[DRBD-user] drbd_panic() in drbd_receiver.c

Mon Jul 3 13:10:33 CEST 2006

I found that in case when data are inconsistent and the peer says that
it has I/O errors, so that synchronization can't be finished, DRBD does
drbd_panic() which means kernel panic.

This is the code from got_NegDReply():

drbd_panic("Got NegDReply. WE ARE LOST. We lost our up-to-date
disk.\n");

        // THINK do we have other options, but panic?
        //       what about bio_endio, in case we don't panic ??

As a test I removed panic() and setting drbd_did_panic from drbd_panic()
to see what will happen. After diskonnecting the disk from SyncSource
peer, I/O errors occured, the secondary peer reported that (the above
message) and everything is running well. I've restarted the primary node
with the disk connected, the synchronization continues.

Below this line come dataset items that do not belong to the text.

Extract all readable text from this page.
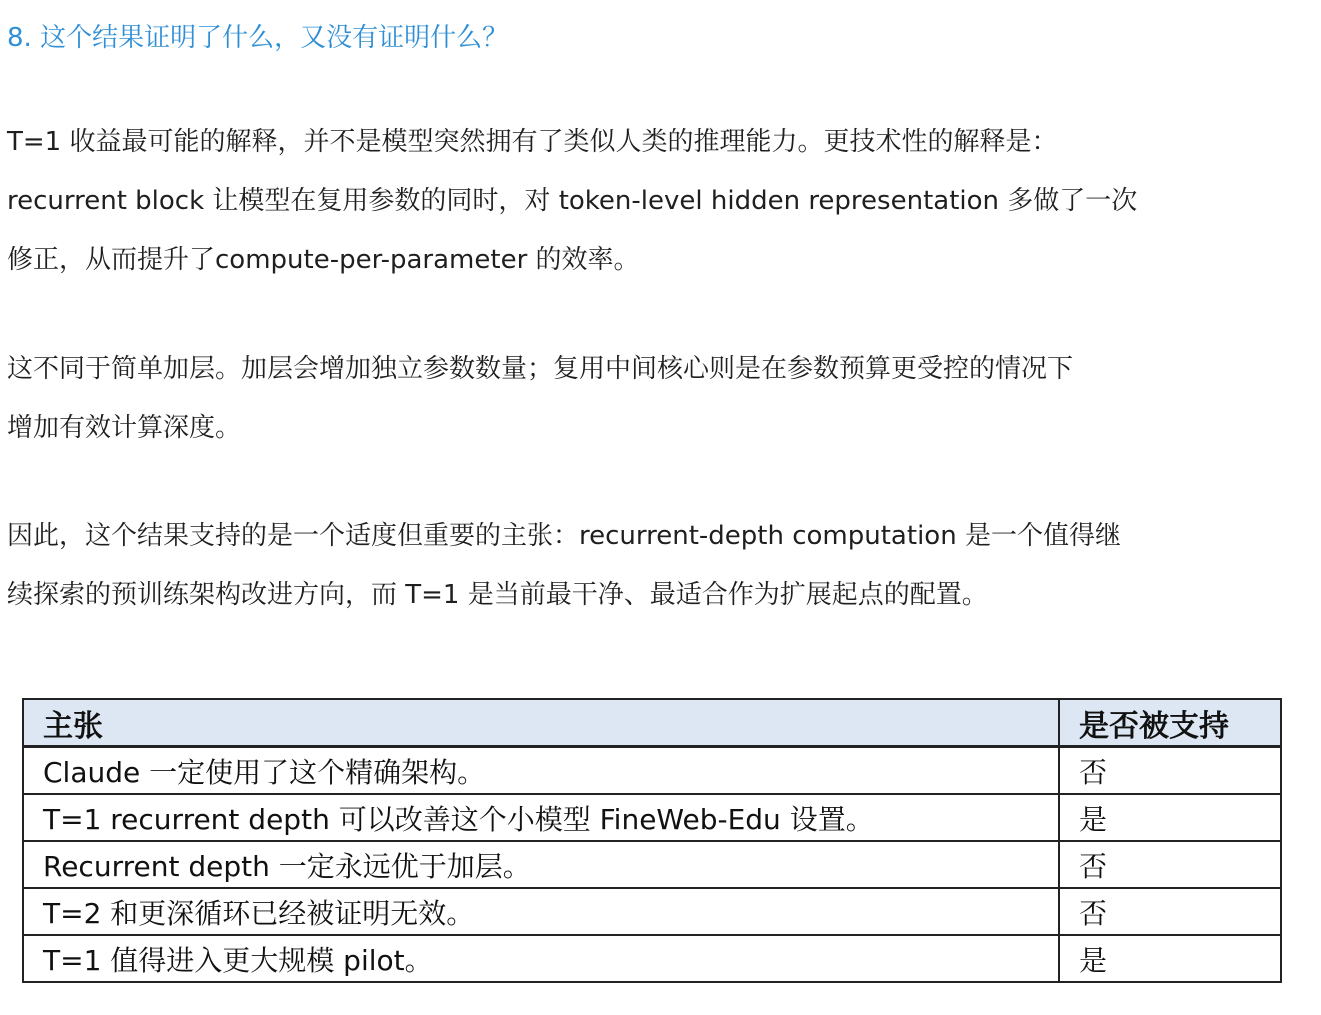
8. 这个结果证明了什么，又没有证明什么？
T=1 收益最可能的解释，并不是模型突然拥有了类似人类的推理能力。更技术性的解释是：
recurrent block 让模型在复用参数的同时，对 token-level hidden representation 多做了一次
修正，从而提升了compute-per-parameter 的效率。
这不同于简单加层。加层会增加独立参数数量；复用中间核心则是在参数预算更受控的情况下
增加有效计算深度。
因此，这个结果支持的是一个适度但重要的主张：recurrent-depth computation 是一个值得继
续探索的预训练架构改进方向，而 T=1 是当前最干净、最适合作为扩展起点的配置。
主张	是否被支持
Claude 一定使用了这个精确架构。	否
T=1 recurrent depth 可以改善这个小模型 FineWeb-Edu 设置。	是
Recurrent depth 一定永远优于加层。	否
T=2 和更深循环已经被证明无效。	否
T=1 值得进入更大规模 pilot。	是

I'm doing those test because I don't like the idea that the whole
machine panics because of I/O errors on one DRBD device, I'd like to
have the box running with other DRBD devices available. From the
comment in the above code I can see that just commenting out the panic()
code isn't a good solution :)

Can you explain why panic() is used in this case instead of just
behaving like the connection has been lost?

-- 
Damian Pietras